L’uso intensivo di dispositivi come smartphone, tablet e computer è diventato parte integrante della vita quotidiana. L’abitudine può però generare conseguenze negative per la salute, in particolare a carico degli occhi e della postura. L’affaticamento visivo si manifesta con sintomi quali secchezza oculare, bruciore e difficoltà di messa a fuoco, mentre posture scorrette possono provocare tensioni a collo, spalle e schiena.

Come ridurre l’affaticamento degli occhi

È importante assicurarsi che l’illuminazione ambientale sia adeguata, evitando riflessi sullo schermo o contrasti eccessivi tra luce artificiale e naturale. L’utilizzo di lacrime artificiali può aiutare a mantenere l’occhio idratato, soprattutto in ambienti con aria condizionata o riscaldamento.

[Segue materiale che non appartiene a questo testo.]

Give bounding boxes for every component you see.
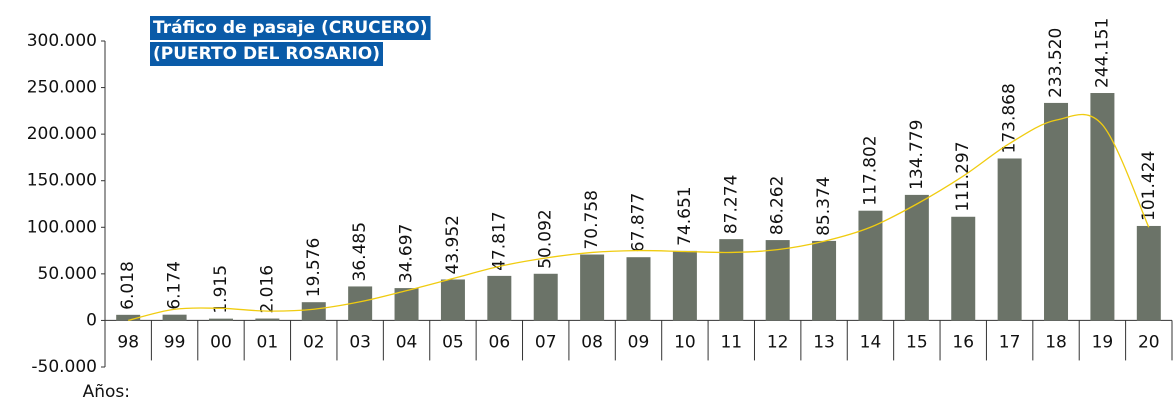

Migliorare la postura durante l’uso dei dispositivi

Anche la posizione del corpo riveste un ruolo nella prevenzione di disturbi muscoloscheletrici. Lo schermo del computer dovrebbe essere posizionato all’altezza degli occhi, a una distanza di circa 50-70 centimetri, per evitare di piegare il collo in avanti. La schiena deve essere sostenuta da una seduta ergonomica, con i piedi appoggiati al pavimento e le braccia rilassate. Per chi utilizza smartphone e tablet, è utile alternare la posizione del dispositivo, evitando di mantenerlo troppo in basso o di chinare la testa per lunghi periodi. Il consiglio dei farmacisti non intende sostituire il consulto con i medici curanti. In caso di problematiche persistenti, è necessario rivolgersi al proprio medico di riferimento o a uno specialista.